Lungo tutto il corso dell’ultimo trimestre del 2023 e del 2024 fino a questo momento, sembrava che le cose fossero molto diverse. L’inflazione europea ha continuato a scendere in modo graduale e continuo per tutto il tempo, mentre quella americana si è dimostrata decisamente più complicata da calmierare. Anche per questo motivo i mercati si aspettavano che la BCE cominciasse una politica di tagli ai tassi piuttosto marcata, mentre negli Stati Uniti attualmente la previsione di Wall Street è che arrivino al massimo due tagli da 25 punti base entro la fine dell’anno. Dopo i dati di oggi, però, è molto probabile che gli analisti istituzionali cominceranno a rivedere le loro previsioni.
Arriva il sorpasso da parte degli USA
Nella corsa al ribasso sul tasso d’inflazione, arriva a sorpresa una piccola vittoria statunitense. Il dato sull’indice PCE di oggi mostra che la pressione sui prezzi è rimasta fissa al 2,7% annuo, mentre il core PCE scende al 2,6% su base annua. Su base mensile non si segnala dunque nessun cambiamento rispetto ad aprile, ed è un dato particolarmente importante una volta che si considera il trend degli ultimi mesi: l’inflazione europea per quasi un intero semestre ha continuato a calare a un ritmo molto superiore rispetto a quella americana. In compenso gli Stati Uniti hanno continuato ad avere un tasso di crescita economica significativamente superiore a quello europeo: la rilevazione di oggi mostra come la crescita americana non sia un limite alla discesa dei prezzi e come lo stallo dell’economia europea non sia sufficiente a causarla.
Rialzo a sorpresa dell’inflazione UE
Il tasso d’inflazione europeo annuo sale al 2,6% a maggio, crescendo dello 0,1% rispetto al mese precedente. Il tasso core CPI, che invece misura il tasso d’inflazione con un paniere che esclude i generi alimentari e il prezzo dei beni energetici, sale al 2,9% segnando un aumento dello 0,2% rispetto ad aprile. Questo significa che l’inflazione europea ha iniziato a muoversi in un modo diverso, passando da un focus molto forte sul gas naturale e sui beni alimentari -il tema costante del 2022- a un trend che riguarda i salari, i servizi e aree dell’economia che prima sembravano non essersi adattate alla crescita dei prezzi. I servizi sono proprio la categoria che vede il balzo dei prezzi più significativo, con un tasso d’inflazione superiore al 4%.

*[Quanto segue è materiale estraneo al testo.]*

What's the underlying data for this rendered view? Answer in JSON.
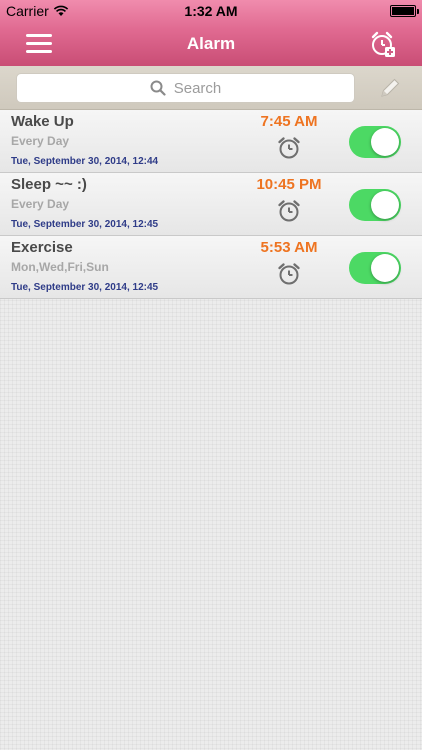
{
  "status_bar": {
    "carrier": "Carrier",
    "time": "1:32 AM",
    "icons": [
      "wifi-icon",
      "battery-icon"
    ]
  },
  "navbar": {
    "title": "Alarm",
    "left_icon": "menu-icon",
    "right_icon": "add-alarm-icon"
  },
  "search": {
    "placeholder": "Search",
    "icon": "search-icon",
    "edit_icon": "edit-icon"
  },
  "alarms": [
    {
      "name": "Wake Up",
      "repeat": "Every Day",
      "created": "Tue, September 30, 2014, 12:44",
      "time": "7:45 AM",
      "enabled": true
    },
    {
      "name": "Sleep ~~ :)",
      "repeat": "Every Day",
      "created": "Tue, September 30, 2014, 12:45",
      "time": "10:45 PM",
      "enabled": true
    },
    {
      "name": "Exercise",
      "repeat": "Mon,Wed,Fri,Sun",
      "created": "Tue, September 30, 2014, 12:45",
      "time": "5:53 AM",
      "enabled": true
    }
  ],
  "colors": {
    "header_pink": "#e06a91",
    "time_orange": "#ee7421",
    "date_blue": "#2f3c88",
    "toggle_green": "#4cd964"
  }
}
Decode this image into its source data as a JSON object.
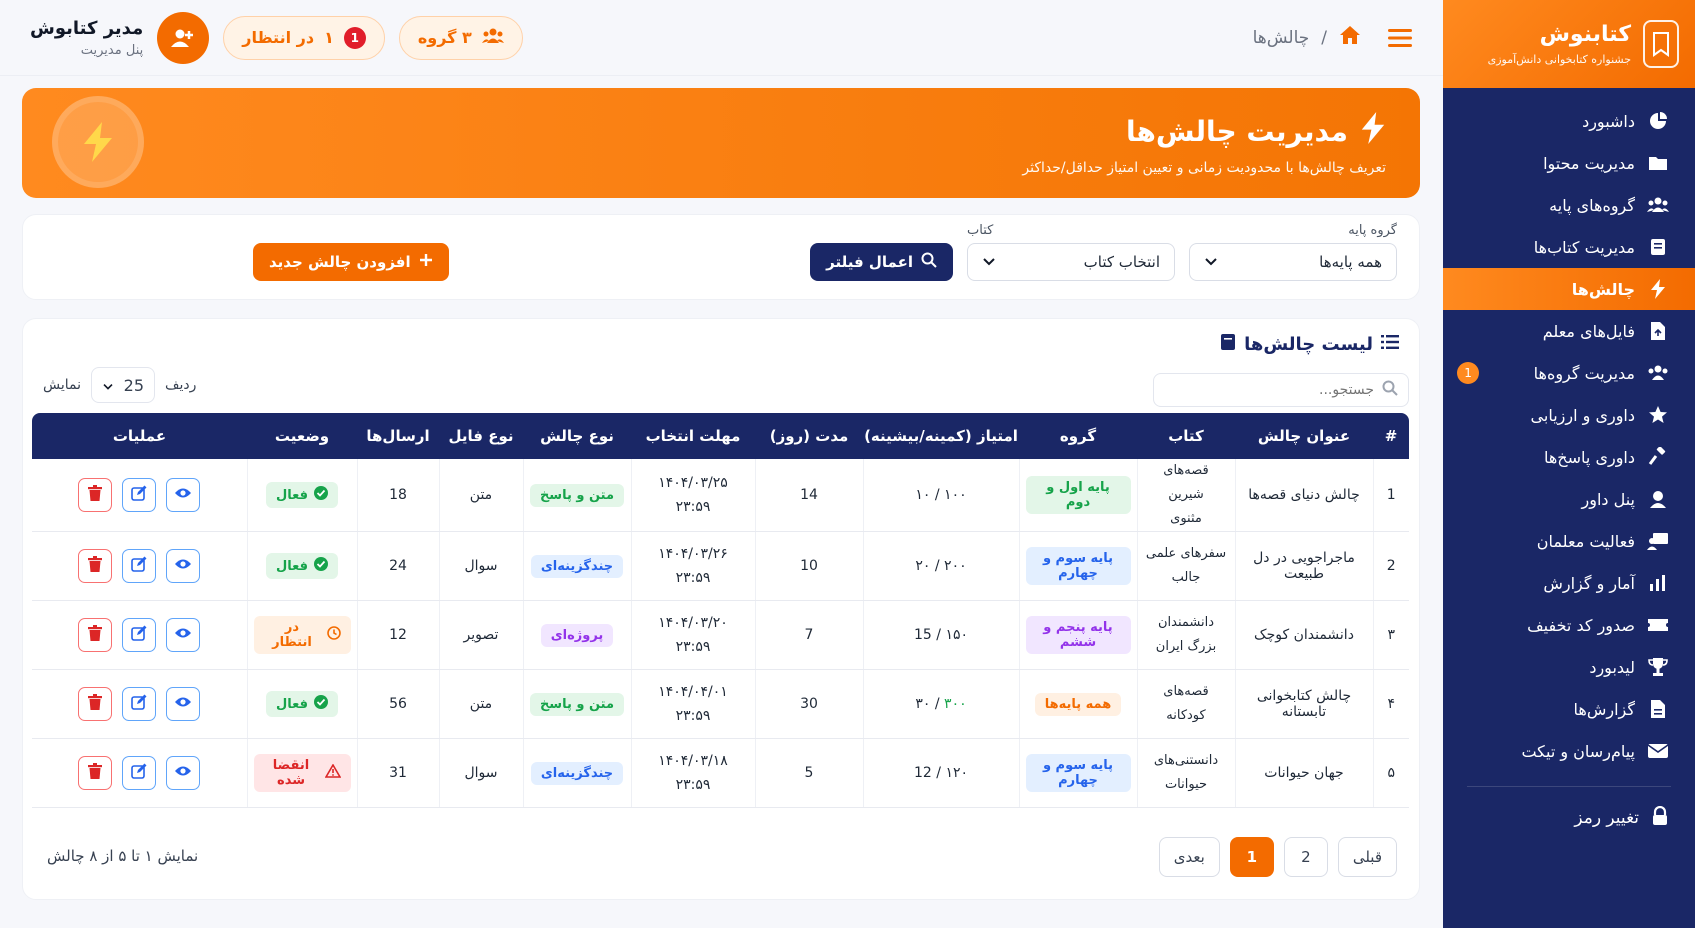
{
  "brand": {
    "title": "کتابنوش",
    "subtitle": "جشنواره کتابخوانی دانش‌آموزی"
  },
  "sidebar": {
    "items": [
      {
        "label": "داشبورد",
        "icon": "pie-chart-icon"
      },
      {
        "label": "مدیریت محتوا",
        "icon": "folder-icon"
      },
      {
        "label": "گروه‌های پایه",
        "icon": "users-icon"
      },
      {
        "label": "مدیریت کتاب‌ها",
        "icon": "book-icon"
      },
      {
        "label": "چالش‌ها",
        "icon": "bolt-icon",
        "active": true
      },
      {
        "label": "فایل‌های معلم",
        "icon": "file-upload-icon"
      },
      {
        "label": "مدیریت گروه‌ها",
        "icon": "users-group-icon",
        "badge": "1"
      },
      {
        "label": "داوری و ارزیابی",
        "icon": "star-icon"
      },
      {
        "label": "داوری پاسخ‌ها",
        "icon": "gavel-icon"
      },
      {
        "label": "پنل داور",
        "icon": "judge-icon"
      },
      {
        "label": "فعالیت معلمان",
        "icon": "teacher-icon"
      },
      {
        "label": "آمار و گزارش",
        "icon": "bar-chart-icon"
      },
      {
        "label": "صدور کد تخفیف",
        "icon": "ticket-icon"
      },
      {
        "label": "لیدبورد",
        "icon": "trophy-icon"
      },
      {
        "label": "گزارش‌ها",
        "icon": "report-icon"
      },
      {
        "label": "پیام‌رسان و تیکت",
        "icon": "envelope-icon"
      }
    ],
    "change_password": "تغییر رمز"
  },
  "topbar": {
    "breadcrumb": "چالش‌ها",
    "breadcrumb_sep": "/",
    "groups_pill": "۳ گروه",
    "pending_pill": "در انتظار",
    "pending_count": "۱",
    "admin_name": "مدیر کتابوش",
    "admin_role": "پنل مدیریت"
  },
  "hero": {
    "title": "مدیریت چالش‌ها",
    "subtitle": "تعریف چالش‌ها با محدودیت زمانی و تعیین امتیاز حداقل/حداکثر"
  },
  "filters": {
    "group_label": "گروه پایه",
    "group_value": "همه پایه‌ها",
    "book_label": "کتاب",
    "book_value": "انتخاب کتاب",
    "apply_label": "اعمال فیلتر",
    "add_label": "افزودن چالش جدید"
  },
  "list": {
    "title": "لیست چالش‌ها",
    "search_placeholder": "جستجو...",
    "show_label": "نمایش",
    "per_page": "25",
    "rows_label": "ردیف",
    "headers": [
      "#",
      "عنوان چالش",
      "کتاب",
      "گروه",
      "امتیاز (کمینه/بیشینه)",
      "مدت (روز)",
      "مهلت انتخاب",
      "نوع چالش",
      "نوع فایل",
      "ارسال‌ها",
      "وضعیت",
      "عملیات"
    ],
    "rows": [
      {
        "num": "1",
        "title": "چالش دنیای قصه‌ها",
        "book1": "قصه‌های شیرین",
        "book2": "مثنوی",
        "group": "پایه اول و دوم",
        "group_color": "green",
        "score_min": "۱۰",
        "score_max": "۱۰۰",
        "duration": "14",
        "date": "۱۴۰۴/۰۳/۲۵",
        "time": "۲۳:۵۹",
        "type": "متن و پاسخ",
        "type_color": "green",
        "file": "متن",
        "sends": "18",
        "status": "فعال",
        "status_kind": "active"
      },
      {
        "num": "2",
        "title": "ماجراجویی در دل طبیعت",
        "book1": "سفرهای علمی",
        "book2": "جالب",
        "group": "پایه سوم و چهارم",
        "group_color": "blue",
        "score_min": "۲۰",
        "score_max": "۲۰۰",
        "duration": "10",
        "date": "۱۴۰۴/۰۳/۲۶",
        "time": "۲۳:۵۹",
        "type": "چندگزینه‌ای",
        "type_color": "blue",
        "file": "سوال",
        "sends": "24",
        "status": "فعال",
        "status_kind": "active"
      },
      {
        "num": "۳",
        "title": "دانشمندان کوچک",
        "book1": "دانشمندان",
        "book2": "بزرگ ایران",
        "group": "پایه پنجم و ششم",
        "group_color": "purple",
        "score_min": "15",
        "score_max": "۱۵۰",
        "duration": "7",
        "date": "۱۴۰۴/۰۳/۲۰",
        "time": "۲۳:۵۹",
        "type": "پروژه‌ای",
        "type_color": "purple",
        "file": "تصویر",
        "sends": "12",
        "status": "در انتظار",
        "status_kind": "pending"
      },
      {
        "num": "۴",
        "title": "چالش کتابخوانی تابستانه",
        "book1": "قصه‌های",
        "book2": "کودکانه",
        "group": "همه پایه‌ها",
        "group_color": "orange",
        "score_min": "۳۰",
        "score_max": "۳۰۰",
        "duration": "30",
        "date": "۱۴۰۴/۰۴/۰۱",
        "time": "۲۳:۵۹",
        "type": "متن و پاسخ",
        "type_color": "green",
        "file": "متن",
        "sends": "56",
        "status": "فعال",
        "status_kind": "active"
      },
      {
        "num": "۵",
        "title": "جهان حیوانات",
        "book1": "دانستنی‌های",
        "book2": "حیوانات",
        "group": "پایه سوم و چهارم",
        "group_color": "blue",
        "score_min": "12",
        "score_max": "۱۲۰",
        "duration": "5",
        "date": "۱۴۰۴/۰۳/۱۸",
        "time": "۲۳:۵۹",
        "type": "چندگزینه‌ای",
        "type_color": "blue",
        "file": "سوال",
        "sends": "31",
        "status": "انقضا شده",
        "status_kind": "expired"
      }
    ]
  },
  "pagination": {
    "info": "نمایش ۱ تا ۵ از ۸ چالش",
    "prev": "قبلی",
    "pages": [
      "1",
      "2"
    ],
    "current": "1",
    "next": "بعدی"
  },
  "colors": {
    "accent": "#f36b00",
    "navy": "#1a2766"
  }
}
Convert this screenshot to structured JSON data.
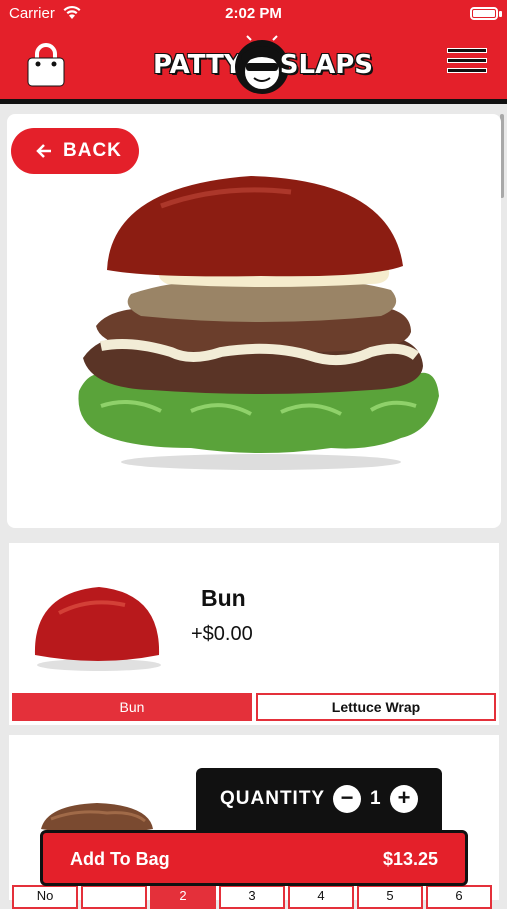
{
  "status_bar": {
    "carrier": "Carrier",
    "time": "2:02 PM"
  },
  "header": {
    "logo_left": "PATTY",
    "logo_right": "SLAPS",
    "bag_icon": "shopping-bag-icon",
    "menu_icon": "hamburger-menu-icon"
  },
  "hero": {
    "back_label": "BACK",
    "image": "burger-photo"
  },
  "bun_option": {
    "title": "Bun",
    "price": "+$0.00",
    "choices": [
      {
        "label": "Bun",
        "selected": true
      },
      {
        "label": "Lettuce Wrap",
        "selected": false
      }
    ]
  },
  "patty_option": {
    "choices": [
      "No",
      "",
      "2",
      "3",
      "4",
      "5",
      "6"
    ],
    "selected_index": 2
  },
  "quantity": {
    "label": "QUANTITY",
    "value": "1"
  },
  "add_to_bag": {
    "label": "Add To Bag",
    "price": "$13.25"
  },
  "colors": {
    "brand_red": "#e4202a",
    "dark": "#111111"
  }
}
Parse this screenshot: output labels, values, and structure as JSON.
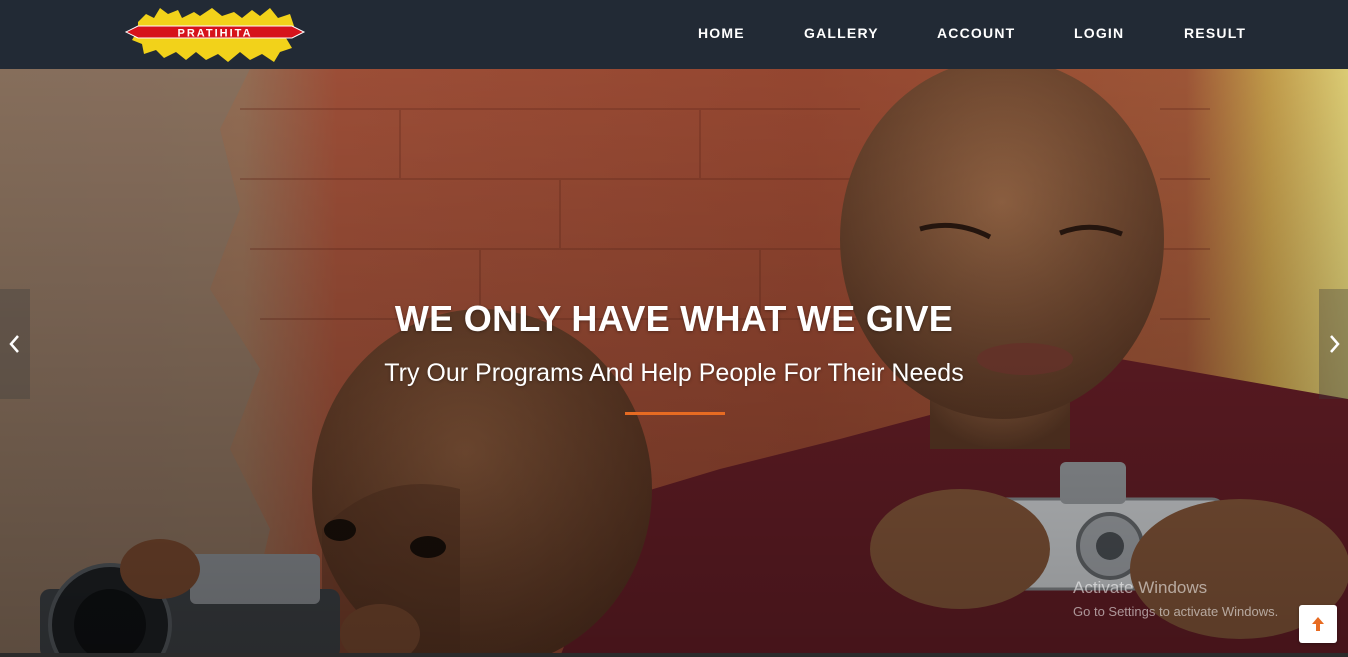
{
  "brand": {
    "logo_text": "PRATIHITA"
  },
  "nav": {
    "items": [
      {
        "label": "HOME"
      },
      {
        "label": "GALLERY"
      },
      {
        "label": "ACCOUNT"
      },
      {
        "label": "LOGIN"
      },
      {
        "label": "RESULT"
      }
    ]
  },
  "hero": {
    "title": "WE ONLY HAVE WHAT WE GIVE",
    "subtitle": "Try Our Programs And Help People For Their Needs",
    "prev_icon": "chevron-left-icon",
    "next_icon": "chevron-right-icon"
  },
  "watermark": {
    "title": "Activate Windows",
    "subtitle": "Go to Settings to activate Windows."
  },
  "scroll_top": {
    "icon": "arrow-up-icon"
  },
  "colors": {
    "navbar_bg": "#222a35",
    "accent": "#e76b22",
    "logo_yellow": "#f2d21a",
    "logo_red": "#d6131b"
  }
}
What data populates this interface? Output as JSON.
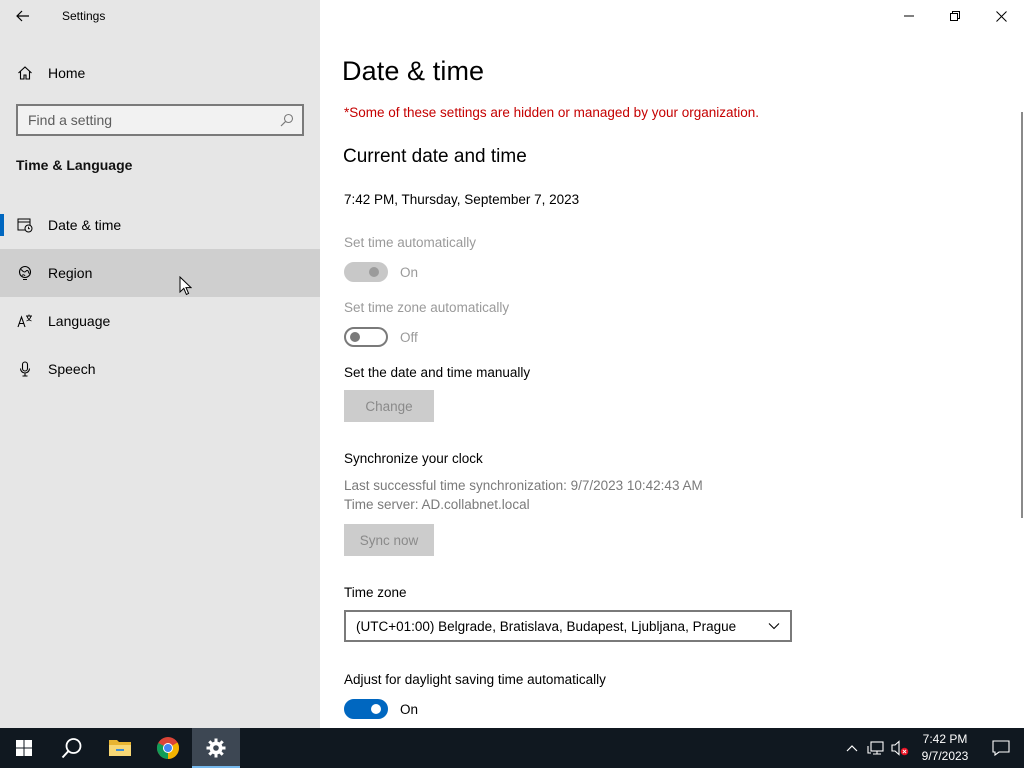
{
  "window": {
    "title": "Settings"
  },
  "sidebar": {
    "home_label": "Home",
    "search_placeholder": "Find a setting",
    "section_heading": "Time & Language",
    "items": [
      {
        "label": "Date & time",
        "icon": "date-time-icon",
        "selected": true
      },
      {
        "label": "Region",
        "icon": "region-globe-icon",
        "hovered": true
      },
      {
        "label": "Language",
        "icon": "language-icon"
      },
      {
        "label": "Speech",
        "icon": "microphone-icon"
      }
    ]
  },
  "main": {
    "title": "Date & time",
    "org_note": "*Some of these settings are hidden or managed by your organization.",
    "current_heading": "Current date and time",
    "current_datetime": "7:42 PM, Thursday, September 7, 2023",
    "set_time_auto": {
      "label": "Set time automatically",
      "state": "On"
    },
    "set_tz_auto": {
      "label": "Set time zone automatically",
      "state": "Off"
    },
    "manual": {
      "label": "Set the date and time manually",
      "button": "Change"
    },
    "sync": {
      "heading": "Synchronize your clock",
      "last_sync": "Last successful time synchronization: 9/7/2023 10:42:43 AM",
      "server": "Time server: AD.collabnet.local",
      "button": "Sync now"
    },
    "timezone": {
      "label": "Time zone",
      "value": "(UTC+01:00) Belgrade, Bratislava, Budapest, Ljubljana, Prague"
    },
    "dst": {
      "label": "Adjust for daylight saving time automatically",
      "state": "On"
    }
  },
  "taskbar": {
    "time": "7:42 PM",
    "date": "9/7/2023",
    "apps": [
      "start-icon",
      "search-icon",
      "file-explorer-icon",
      "chrome-icon",
      "settings-gear-icon"
    ]
  },
  "colors": {
    "accent": "#0067c0",
    "warning": "#c50000",
    "sidebar_bg": "#e6e6e6",
    "taskbar_bg": "#101820"
  }
}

Teoricamente la Banca Centrale Europea si sta preparando al suo primo taglio dei tassi di questo ciclo economico, che dovrebbe arrivare la prossima settimana. Tutto sembra pronto per questa mossa, con i membri del comitato sulla politica monetaria che continuano ad appoggiare un taglio, ma indubbiamente cominceranno dei dialoghi serrati per capire quanto probabile sia un fenomeno di re-inflazione nel corso del resto dell’anno. Il paese che mostra il tasso d’inflazione più alto è il Belgio (4,9%), seguito dalla Croazia (4,2%) e dal Portogallo (3,9%). L’inflazione italiana è invece allo 0,8% su base annua, la seconda più bassa d’Europa dopo la Finlandia (0,5%).